Arrivato nel prato verde luminoso in cui trascorsi le mie fantasie di infanzia, mi fermai a sostare sotto un alto pino, immenso, come i giganti nel regno tra le nuvole, tra oche dalle uova d’oro e arpe magiche. Ma, a differenza delle giornate impresse nella mia memoria, quella che mi accoglie in quel luogo magico è uggiosa. Il cielo grigio pare possedere la straordinaria capacità di ingoiare tutti i colori del panorama. Le foglie degli alberi sono più scure, quello che avrebbe dovuto essere un verde luminoso dell’erba assomigliava più a un verde piangente.
Era estate, ma la giornata piovosa, di cui si sentiva l’odore penetrante permeare l’aria con il suo sfrigolante e intenso aroma, sembrava arrivare dalla primavera appena trascorsa, o, peggio, dall’autunno in anticipo. Come se novembre avesse deciso di fare i bagagli, salire su una macchina del tempo e anticipare la sua venuta. Con tanto di strascico di foglie secche e accartocciate.

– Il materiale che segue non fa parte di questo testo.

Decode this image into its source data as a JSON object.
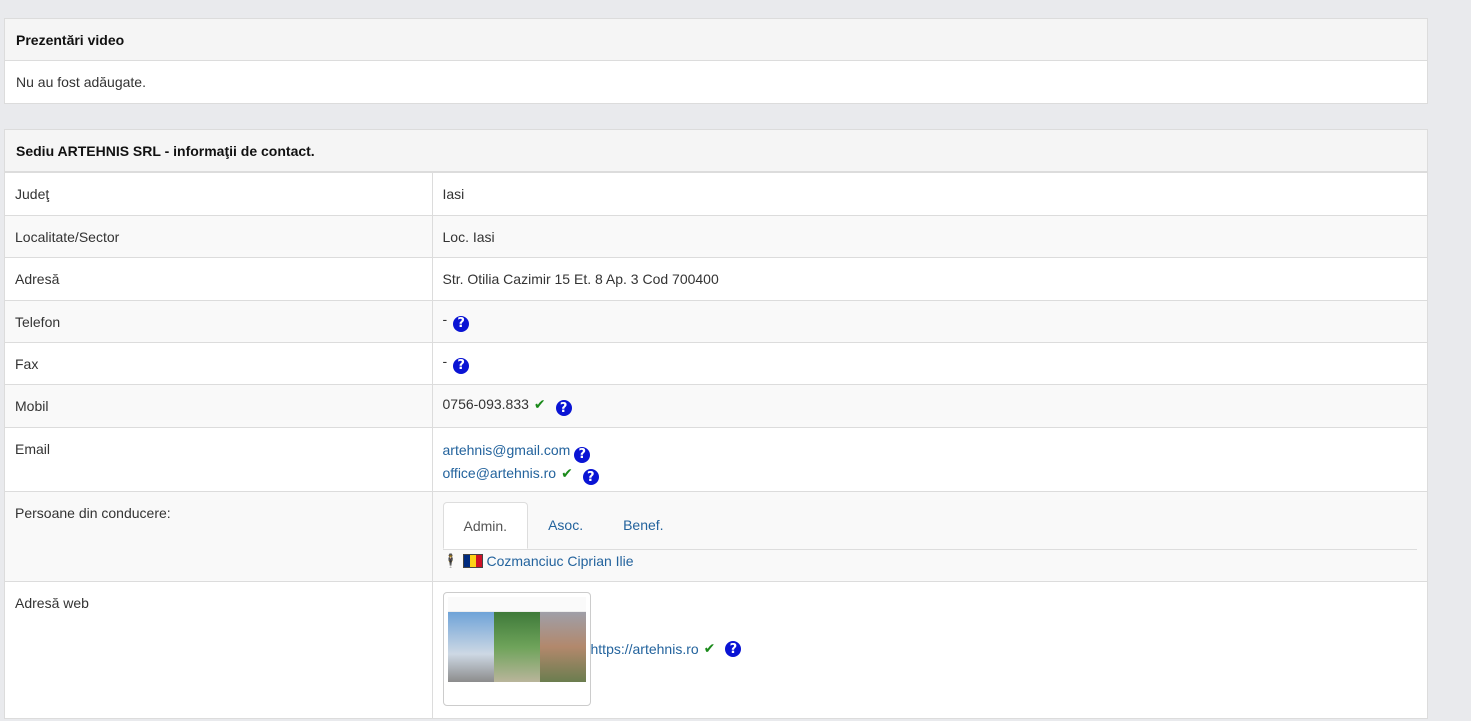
{
  "video": {
    "heading": "Prezentări video",
    "empty_text": "Nu au fost adăugate."
  },
  "contact": {
    "heading": "Sediu ARTEHNIS SRL - informaţii de contact.",
    "judet_label": "Judeţ",
    "judet_value": "Iasi",
    "localitate_label": "Localitate/Sector",
    "localitate_value": "Loc. Iasi",
    "adresa_label": "Adresă",
    "adresa_value": "Str. Otilia Cazimir 15 Et. 8 Ap. 3 Cod 700400",
    "telefon_label": "Telefon",
    "telefon_value": "-",
    "fax_label": "Fax",
    "fax_value": "-",
    "mobil_label": "Mobil",
    "mobil_value": "0756-093.833",
    "email_label": "Email",
    "emails": [
      "artehnis@gmail.com",
      "office@artehnis.ro"
    ],
    "persoane_label": "Persoane din conducere:",
    "tabs": [
      "Admin.",
      "Asoc.",
      "Benef."
    ],
    "active_tab": "Admin.",
    "person_name": "Cozmanciuc Ciprian Ilie",
    "web_label": "Adresă web",
    "web_url": "https://artehnis.ro"
  },
  "icons": {
    "help": "question-circle-icon",
    "verified": "check-icon",
    "person": "person-icon",
    "flag": "romania-flag-icon"
  },
  "colors": {
    "help_icon": "#0a14d4",
    "check_icon": "#1a8a1a",
    "link": "#23639d"
  }
}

La verità era che non vi erano foglie secche e accartocciate, ma un fresco sentore di umidità che arrivava fino alle ossa e che faceva assomigliare la cute come un cappotto di pelle d’oca. E la sensazione non era nemmeno spiacevole, anzi, faceva venire voglia di scaldarsi con il contatto umano, ricercare la compagnia di un’altra persona, abbracciarsi e sospirare, aspettando che le temperature si fossero decise a crescere, trasformando il dolce contatto in un umido tormento da cui, amaramente, mi sarei disciolto.

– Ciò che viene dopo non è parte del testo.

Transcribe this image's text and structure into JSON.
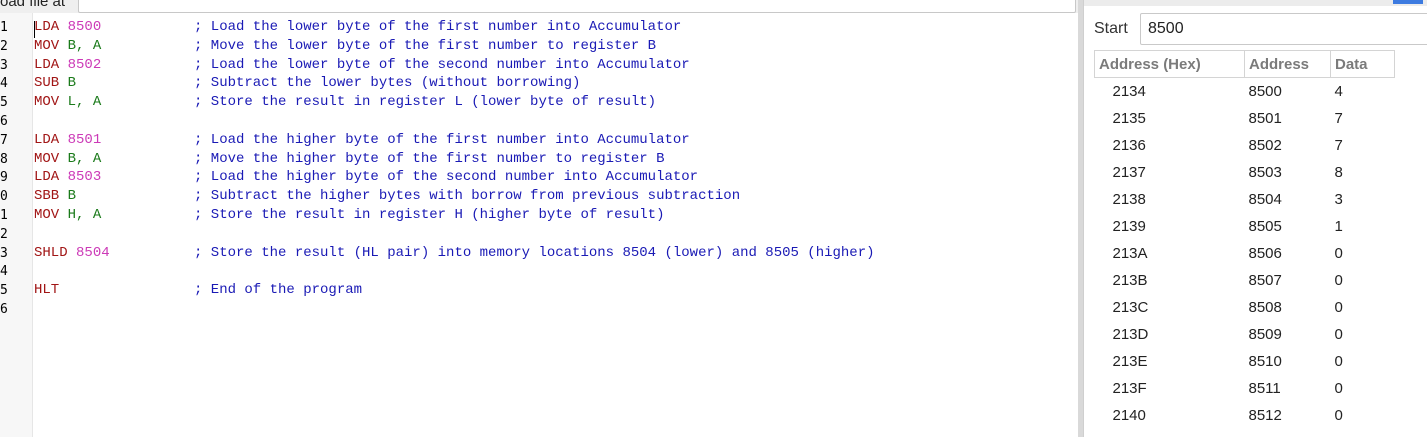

Arrivato nel prato verde, qualche giorno prima, poco prima del cambio del meteo, mi accampai nel nulla, poco distante da un gruppo di alberi solitari, così amichevolmente familiari, così spaventosamente silenziosi. Che cosa non avrei dato per conoscere i segreti che custodivano. Chissà quali conversazioni avevano origliato, quali tormenti di amore avevano osservato, curiosi di sapere come la passione si sarebbe trasformata. Un fuoco di paglia, breve e intenso? O le fiamme eterne della magia greca?

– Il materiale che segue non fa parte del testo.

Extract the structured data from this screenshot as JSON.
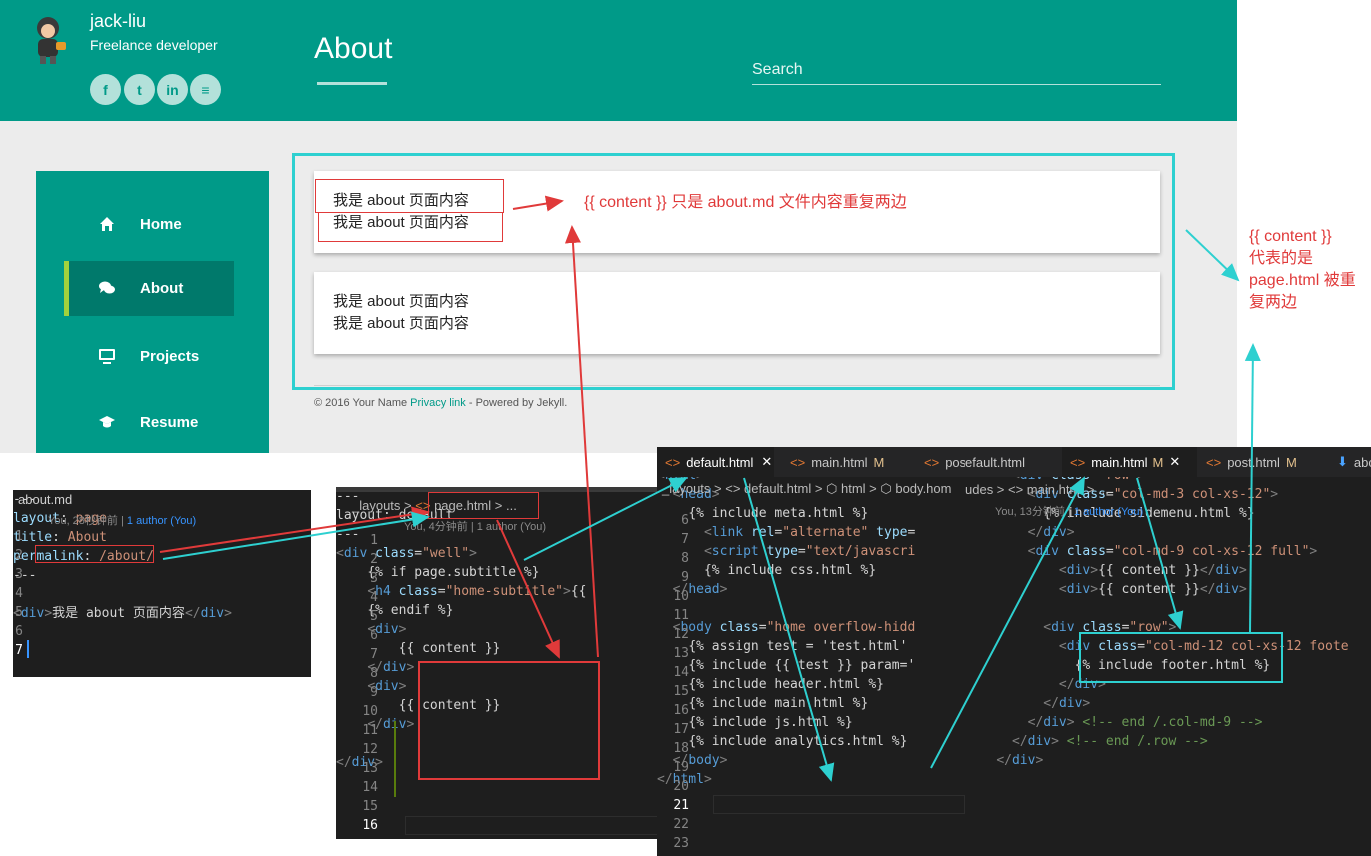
{
  "site": {
    "name": "jack-liu",
    "tagline": "Freelance developer",
    "social": [
      "f",
      "t",
      "in",
      "≡"
    ],
    "page_title": "About",
    "search_placeholder": "Search",
    "nav": [
      {
        "label": "Home",
        "icon": "home-icon"
      },
      {
        "label": "About",
        "icon": "comments-icon",
        "active": true
      },
      {
        "label": "Projects",
        "icon": "monitor-icon"
      },
      {
        "label": "Resume",
        "icon": "graduation-cap-icon"
      }
    ],
    "cards": [
      {
        "line1": "我是 about 页面内容",
        "line2": "我是 about 页面内容"
      },
      {
        "line1": "我是 about 页面内容",
        "line2": "我是 about 页面内容"
      }
    ],
    "footer": {
      "prefix": "© 2016 Your Name ",
      "link": "Privacy link",
      "suffix": " - Powered by Jekyll."
    }
  },
  "annotations": {
    "content_note": "{{ content }} 只是 about.md 文件内容重复两边",
    "page_note": [
      "{{  content }}",
      "代表的是",
      "page.html 被重",
      "复两边"
    ],
    "red_color": "#e03a3a",
    "cyan_color": "#2ed0d0"
  },
  "about_md": {
    "title": "about.md",
    "blame": "You, 28秒钟前 | ",
    "blame_link": "1 author (You)"
  },
  "page_html": {
    "crumb_dir": "_layouts",
    "crumb_file": "page.html",
    "crumb_tail": " > ...",
    "blame": "You, 4分钟前 | 1 author (You)"
  },
  "default_html": {
    "tabs": [
      {
        "label": "default.html",
        "active": true,
        "close": "✕"
      },
      {
        "label": "main.html",
        "mod": "M"
      },
      {
        "label": "pos"
      }
    ],
    "crumbs": "_layouts > <> default.html > ⬡ html > ⬡ body.hom"
  },
  "main_html": {
    "tabs": [
      {
        "label": "efault.html"
      },
      {
        "label": "main.html",
        "mod": "M",
        "active": true,
        "close": "✕"
      },
      {
        "label": "post.html",
        "mod": "M"
      },
      {
        "label": "abo"
      }
    ],
    "crumbs": "udes > <> main.html > ...",
    "blame": "You, 13分钟前 | ",
    "blame_link": "1 author (You)"
  }
}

La pioggia che batteva sotto il tetto della tenda azzurra che mi era stata regalata da una cugina del ramo della mia faglia, da parte di madre, ondeggiava placidamente, ben salda e forte, alle correnti d’aria che il temporale che imperversava agitava con violenza, suonava la sua musica. La mia mente tornava al fanciullino che aveva giocato per anni tra quegli alberi, corso e rotolato su quello stesso prato. La terra non era cambiata, solo il manto verde ogni anno si rinnovava. Tranne quella terra, e quegli alberi, niente era rimasto di quel tempo. Se non le memorie, e anche quelle cominciavano ad essere intaccate dalla malattia del tempo. I dettagli non erano più vividi come anni prima, i profumi e gli olezzi avevano perso consistenza e intensità, tutte le sensazioni della pelle oramai sparite per sempre. Ma ancora restavano i sentimenti e le emozioni che avevo provato. La libertà di non avere regole cui rispondere, di sporcarmi e di farmi male senza preoccuparmi di niente.
Le preoccupazioni sarebbero arrivate più tardi, con la maturità, e l’accenno di essa.
Da bambino il temporale era stato per me come uno spirito tiranno, intangibile e furtivo, che si divertiva a mettere paura alla gente. Era un bullo che non si poteva vedere, e pertanto sgridare. E io ero convinto ci fosse e che si divertisse a farmi dispetti con i suoi rumori assordanti di massi che rotolavano su scudi di rame, con i suoi serpenti saettanti che squarciavano il cielo e con i suoi bagliori che tutto disegnavano tra le ombre tranne che fiabeschi sogni.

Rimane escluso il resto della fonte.